My thoughts on why I think that I didn't call my neurologist when I was functioning so badly
- Cheryl Stevenson
- Oct 12, 2019
- 2 min read
Updated: May 8, 2021
(Chapter 24 My Thoughts and Feelings in my book)
A few years ago, I had to stop working because of injuries from a very bad fall at my job. Recently I realized that was a blessing! The reason that I say that is because if the fall hadn’t happened, I would have still been working two jobs. Because I do so much journaling I can go back to the dates before my fall and realize that I was having fog just about every day. I was barely holding things together. I think that my cognition was so bad that I just didn’t know what to do about it. I had to work two jobs, six days a week to support myself. If this fall hadn’t happened, I don’t know when I would have called my neurologist but it definitely needed to happen!
In thinking back to those crazy days of working too many hours just to survive, I now realize that not working is so much better for my brain. The MCI symptoms didn’t go away, but the fog is happening a lot less often. My symptoms are now much easier to manage. I’m so thankful for that. Someone might ask me why do you think that is? I would say that the stress of working so much was making my symptoms unbearable! Now it is much more manageable.
My thoughts on why I was functioning so badly but I didn’t call my neurologist is because at the time I didn’t have any healthcare. I don’t even remember if that thought ever crossed my mind. I actually went for three years without any coverage. That might explain why I hadn’t seen my neurologist. I know that my neurologist felt that I was doing pretty well so he didn’t need to see me regularly. He said that if I felt like I wasn’t doing well to call his office and make an appointment to see him. As I left his office, I remember feeling that he shouldn’t have left that up to me.

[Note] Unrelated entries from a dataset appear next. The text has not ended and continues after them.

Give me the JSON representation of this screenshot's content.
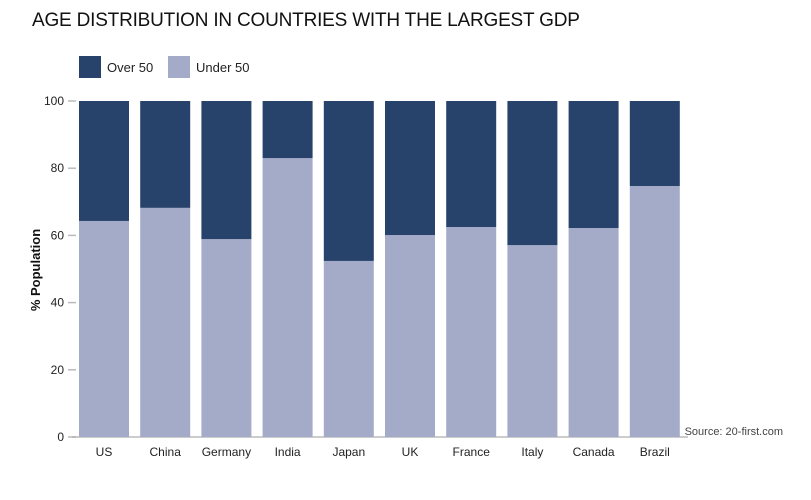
{
  "chart_data": {
    "type": "bar",
    "stacked": true,
    "title": "AGE DISTRIBUTION IN COUNTRIES WITH THE LARGEST GDP",
    "ylabel": "% Population",
    "xlabel": "",
    "ylim": [
      0,
      100
    ],
    "yticks": [
      0,
      20,
      40,
      60,
      80,
      100
    ],
    "categories": [
      "US",
      "China",
      "Germany",
      "India",
      "Japan",
      "UK",
      "France",
      "Italy",
      "Canada",
      "Brazil"
    ],
    "series": [
      {
        "name": "Under 50",
        "color": "#a4abc8",
        "values": [
          64.3,
          68.2,
          58.9,
          83.0,
          52.4,
          60.1,
          62.5,
          57.1,
          62.2,
          74.7
        ]
      },
      {
        "name": "Over 50",
        "color": "#27426b",
        "values": [
          35.7,
          31.8,
          41.1,
          17.0,
          47.6,
          39.9,
          37.5,
          42.9,
          37.8,
          25.3
        ]
      }
    ],
    "legend": {
      "position": "top-left",
      "items": [
        "Over 50",
        "Under 50"
      ]
    },
    "grid": false,
    "source": "Source: 20-first.com"
  }
}
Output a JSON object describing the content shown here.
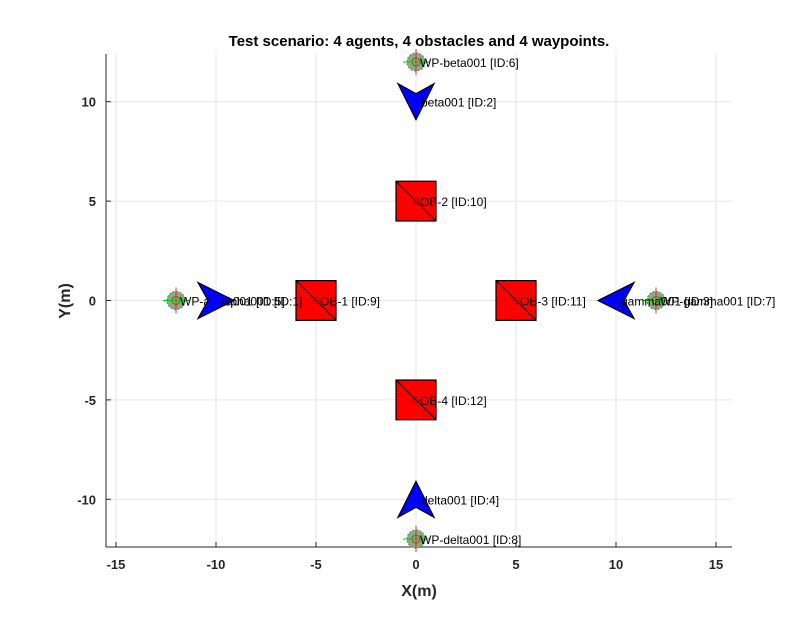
{
  "chart_data": {
    "type": "scatter",
    "title": "Test scenario: 4 agents, 4 obstacles and 4 waypoints.",
    "xlabel": "X(m)",
    "ylabel": "Y(m)",
    "xlim": [
      -15.5,
      15.8
    ],
    "ylim": [
      -12.4,
      12.4
    ],
    "xticks": [
      -15,
      -10,
      -5,
      0,
      5,
      10,
      15
    ],
    "yticks": [
      -10,
      -5,
      0,
      5,
      10
    ],
    "grid": true,
    "colors": {
      "agent": "#0000ff",
      "obstacle": "#ff0000",
      "waypoint": "#808080",
      "waypoint_marker": "#00cc00",
      "grid": "#e6e6e6",
      "axis": "#262626"
    },
    "agents": [
      {
        "label": "beta001 [ID:2]",
        "x": 0,
        "y": 10,
        "heading": "down",
        "icon": "arrowhead-icon"
      },
      {
        "label": "alpha001 [ID:1]",
        "x": -10,
        "y": 0,
        "heading": "right",
        "icon": "arrowhead-icon"
      },
      {
        "label": "gamma001 [ID:3]",
        "x": 10,
        "y": 0,
        "heading": "left",
        "icon": "arrowhead-icon"
      },
      {
        "label": "delta001 [ID:4]",
        "x": 0,
        "y": -10,
        "heading": "up",
        "icon": "arrowhead-icon"
      }
    ],
    "obstacles": [
      {
        "label": "OB-1 [ID:9]",
        "x": -5,
        "y": 0
      },
      {
        "label": "OB-2 [ID:10]",
        "x": 0,
        "y": 5
      },
      {
        "label": "OB-3 [ID:11]",
        "x": 5,
        "y": 0
      },
      {
        "label": "OB-4 [ID:12]",
        "x": 0,
        "y": -5
      }
    ],
    "waypoints": [
      {
        "label": "WP-beta001 [ID:6]",
        "x": 0,
        "y": 12
      },
      {
        "label": "WP-alpha001 [ID:5]",
        "x": -12,
        "y": 0
      },
      {
        "label": "WP-gamma001 [ID:7]",
        "x": 12,
        "y": 0
      },
      {
        "label": "WP-delta001 [ID:8]",
        "x": 0,
        "y": -12
      }
    ]
  }
}
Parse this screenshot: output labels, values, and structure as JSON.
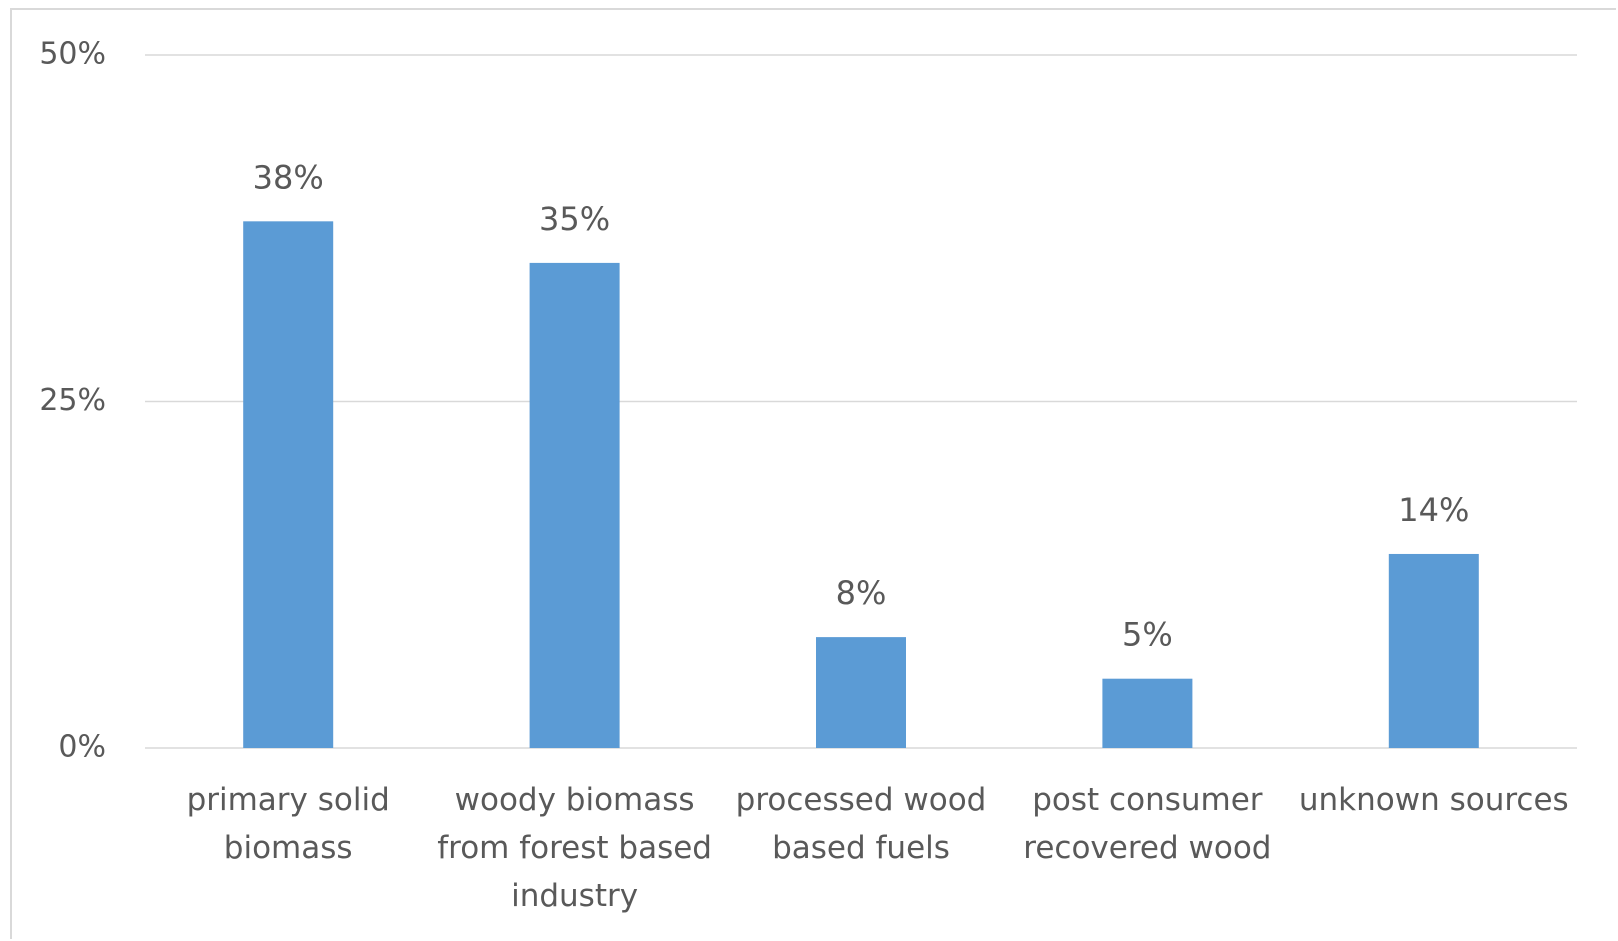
{
  "chart_data": {
    "type": "bar",
    "categories": [
      "primary solid biomass",
      "woody biomass from forest based industry",
      "processed wood based fuels",
      "post consumer recovered wood",
      "unknown sources"
    ],
    "values": [
      38,
      35,
      8,
      5,
      14
    ],
    "value_labels": [
      "38%",
      "35%",
      "8%",
      "5%",
      "14%"
    ],
    "color": "#5b9bd5",
    "ylim": [
      0,
      50
    ],
    "yticks": [
      {
        "value": 0,
        "label": "0%"
      },
      {
        "value": 25,
        "label": "25%"
      },
      {
        "value": 50,
        "label": "50%"
      }
    ],
    "grid": true
  }
}
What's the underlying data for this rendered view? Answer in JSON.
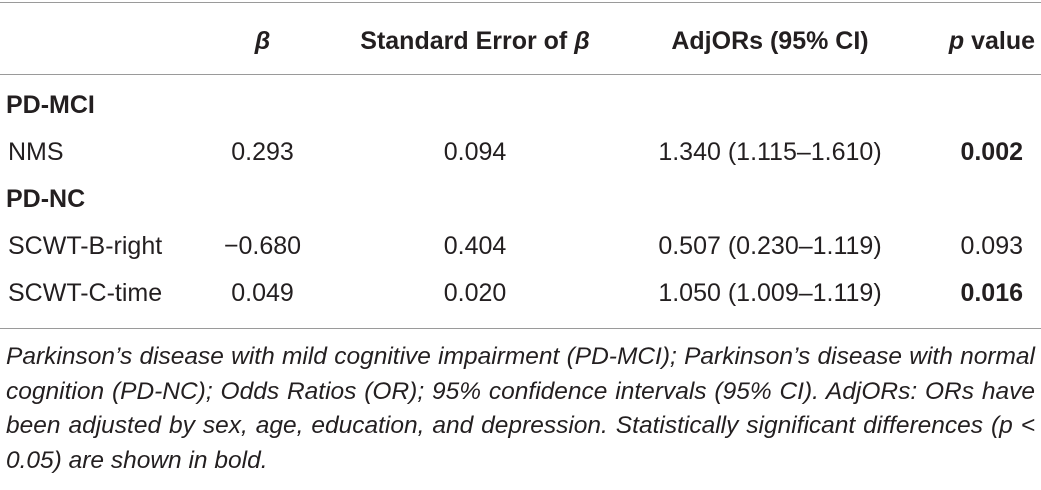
{
  "table": {
    "header": [
      [],
      [
        {
          "text": "β",
          "italic": true
        }
      ],
      [
        {
          "text": "Standard Error of ",
          "italic": false
        },
        {
          "text": "β",
          "italic": true
        }
      ],
      [
        {
          "text": "AdjORs (95% CI)",
          "italic": false
        }
      ],
      [
        {
          "text": "p",
          "italic": true
        },
        {
          "text": " value",
          "italic": false
        }
      ]
    ],
    "sections": [
      {
        "label": "PD-MCI",
        "rows": [
          {
            "cells": [
              "NMS",
              "0.293",
              "0.094",
              "1.340 (1.115–1.610)",
              "0.002"
            ],
            "p_bold": true
          }
        ]
      },
      {
        "label": "PD-NC",
        "rows": [
          {
            "cells": [
              "SCWT-B-right",
              "−0.680",
              "0.404",
              "0.507 (0.230–1.119)",
              "0.093"
            ],
            "p_bold": false
          },
          {
            "cells": [
              "SCWT-C-time",
              "0.049",
              "0.020",
              "1.050 (1.009–1.119)",
              "0.016"
            ],
            "p_bold": true
          }
        ]
      }
    ]
  },
  "footnote": "Parkinson’s disease with mild cognitive impairment (PD-MCI); Parkinson’s disease with normal cognition (PD-NC); Odds Ratios (OR); 95% confidence intervals (95% CI). AdjORs: ORs have been adjusted by sex, age, education, and depression. Statistically significant differences (p < 0.05) are shown in bold."
}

Leaving that decision up to someone who is living with a memory impairment could have led to a disaster. I think the reason why I didn’t switch to a different neurologist is because I didn’t have any healthcare.
Before this fall happened at my full-time job, I was just hoping and praying to make it through my very busy days at work. I really didn’t know what else to do. Was I functioning so badly that I didn’t even have the mindset to reach out for help? Unless I find some notes that I wrote during this time, I will never know the answer to that question.